Neuigkeit nutzt sich ab, Krähe, wissen wir längst. Glanz verfliegt im Nu, und du siehst die prächtigen Maschinen gebraucht im Angebot. Man war halt mal dabei mit seiner ›Softtail Night Train‹ schwarz, Umbau, Armaturen von Rebuffini, Lenker Bike Project, die Penzl Auspuffanlage über Seilzug laut und leise verstellbar – das war’s, und liefert immerhin Gesprächsstoff für den rotweingetränkten Abend, Aufnahmen werden herumgereicht, wie schön, das waren Zeiten, auf dem Flachbildschirm spielt ein Video vom Fahren auf der Reeperbahn.
»The blood-dimmed tide is loosed, and everywhere/ The ceremony of innocence is drowned;/ The best lack all conviction, while the worst/ Are full of passionate intensity« – Zeilen aus ›The Second Coming‹, das William Butler Yeats im Jahr 1919 verfasste, nach dem ersten Weltkrieg.
Was meinst du, Krähe, ob er diese Zeilen auch für dieses Harley-Event gelten ließe?
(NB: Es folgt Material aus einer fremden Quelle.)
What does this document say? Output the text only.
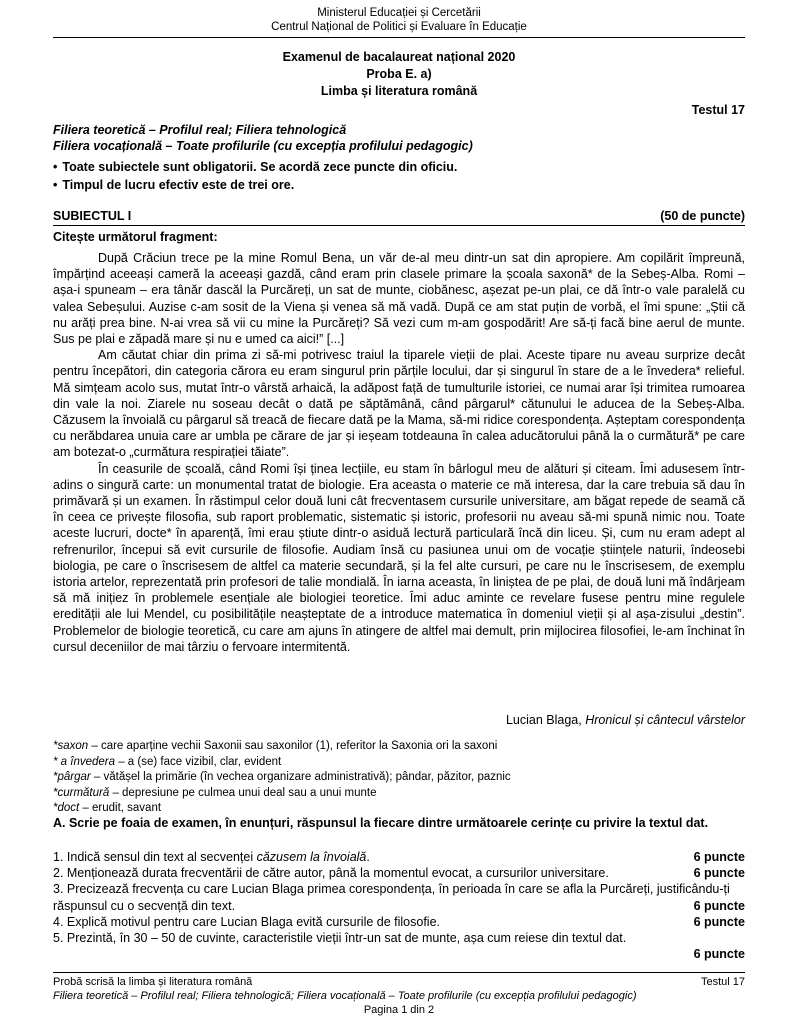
Ministerul Educației și Cercetării
Centrul Național de Politici și Evaluare în Educație
Examenul de bacalaureat național 2020
Proba E. a)
Limba și literatura română
Testul 17
Filiera teoretică – Profilul real; Filiera tehnologică
Filiera vocațională – Toate profilurile (cu excepția profilului pedagogic)
• Toate subiectele sunt obligatorii. Se acordă zece puncte din oficiu.
• Timpul de lucru efectiv este de trei ore.
SUBIECTUL I	(50 de puncte)
Citește următorul fragment:

După Crăciun trece pe la mine Romul Bena, un văr de-al meu dintr-un sat din apropiere. Am copilărit împreună, împărțind aceeași cameră la aceeași gazdă, când eram prin clasele primare la școala saxonă* de la Sebeș-Alba. Romi – așa-i spuneam – era tânăr dascăl la Purcăreți, un sat de munte, ciobănesc, așezat pe-un plai, ce dă într-o vale paralelă cu valea Sebeșului. Auzise c-am sosit de la Viena și venea să mă vadă. După ce am stat puțin de vorbă, el îmi spune: „Știi că nu arăți prea bine. N-ai vrea să vii cu mine la Purcăreți? Să vezi cum m-am gospodărit! Are să-ți facă bine aerul de munte. Sus pe plai e zăpadă mare și nu e umed ca aici!” [...]

Am căutat chiar din prima zi să-mi potrivesc traiul la tiparele vieții de plai. Aceste tipare nu aveau surprize decât pentru începători, din categoria cărora eu eram singurul prin părțile locului, dar și singurul în stare de a le învedera* relieful. Mă simțeam acolo sus, mutat într-o vârstă arhaică, la adăpost față de tumulturile istoriei, ce numai arar își trimitea rumoarea din vale la noi. Ziarele nu soseau decât o dată pe săptămână, când pârgarul* cătunului le aducea de la Sebeș-Alba. Căzusem la învoială cu pârgarul să treacă de fiecare dată pe la Mama, să-mi ridice corespondența. Așteptam corespondența cu nerăbdarea unuia care ar umbla pe cărare de jar și ieșeam totdeauna în calea aducătorului până la o curmătură* pe care am botezat-o „curmătura respirației tăiate”.

În ceasurile de școală, când Romi își ținea lecțiile, eu stam în bârlogul meu de alături și citeam. Îmi adusesem într-adins o singură carte: un monumental tratat de biologie. Era aceasta o materie ce mă interesa, dar la care trebuia să dau în primăvară și un examen. În răstimpul celor două luni cât frecventasem cursurile universitare, am băgat repede de seamă că în ceea ce privește filosofia, sub raport problematic, sistematic și istoric, profesorii nu aveau să-mi spună nimic nou. Toate aceste lucruri, docte* în aparență, îmi erau știute dintr-o asiduă lectură particulară încă din liceu. Și, cum nu eram adept al refrenurilor, începui să evit cursurile de filosofie. Audiam însă cu pasiunea unui om de vocație științele naturii, îndeosebi biologia, pe care o înscrisesem de altfel ca materie secundară, și la fel alte cursuri, pe care nu le înscrisesem, de exemplu istoria artelor, reprezentată prin profesori de talie mondială. În iarna aceasta, în liniștea de pe plai, de două luni mă îndârjeam să mă inițiez în problemele esențiale ale biologiei teoretice. Îmi aduc aminte ce revelare fusese pentru mine regulele eredității ale lui Mendel, cu posibilitățile neașteptate de a introduce matematica în domeniul vieții și al așa-zisului „destin”. Problemelor de biologie teoretică, cu care am ajuns în atingere de altfel mai demult, prin mijlocirea filosofiei, le-am închinat în cursul deceniilor de mai târziu o fervoare intermitentă.

Lucian Blaga, Hronicul și cântecul vârstelor
*saxon – care aparține vechii Saxonii sau saxonilor (1), referitor la Saxonia ori la saxoni
* a învedera – a (se) face vizibil, clar, evident
*pârgar – vătășel la primărie (în vechea organizare administrativă); pândar, păzitor, paznic
*curmătură – depresiune pe culmea unui deal sau a unui munte
*doct – erudit, savant
A. Scrie pe foaia de examen, în enunțuri, răspunsul la fiecare dintre următoarele cerințe cu privire la textul dat.
1. Indică sensul din text al secvenței căzusem la învoială.	6 puncte
2. Menționează durata frecventării de către autor, până la momentul evocat, a cursurilor universitare.	6 puncte
3. Precizează frecvența cu care Lucian Blaga primea corespondența, în perioada în care se afla la Purcăreți, justificându-ți răspunsul cu o secvență din text.	6 puncte
4. Explică motivul pentru care Lucian Blaga evită cursurile de filosofie.	6 puncte
5. Prezintă, în 30 – 50 de cuvinte, caracteristile vieții într-un sat de munte, așa cum reiese din textul dat.
6 puncte
Probă scrisă la limba și literatura română	Testul 17
Filiera teoretică – Profilul real; Filiera tehnologică; Filiera vocațională – Toate profilurile (cu excepția profilului pedagogic)
Pagina 1 din 2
Ein bisschen krass vielleicht, aber überleg mal: »Die Flut, bluttrüb, ist los, und überall/ Ertränkt der Unschuld feierlicher Brauch;/ Die Besten zweifeln bloß, derweil das Pack/ Voll leidenschaftlichem Erleben ist«. Kann man so sehen, sagst du? Auch gut. Schon vergessen.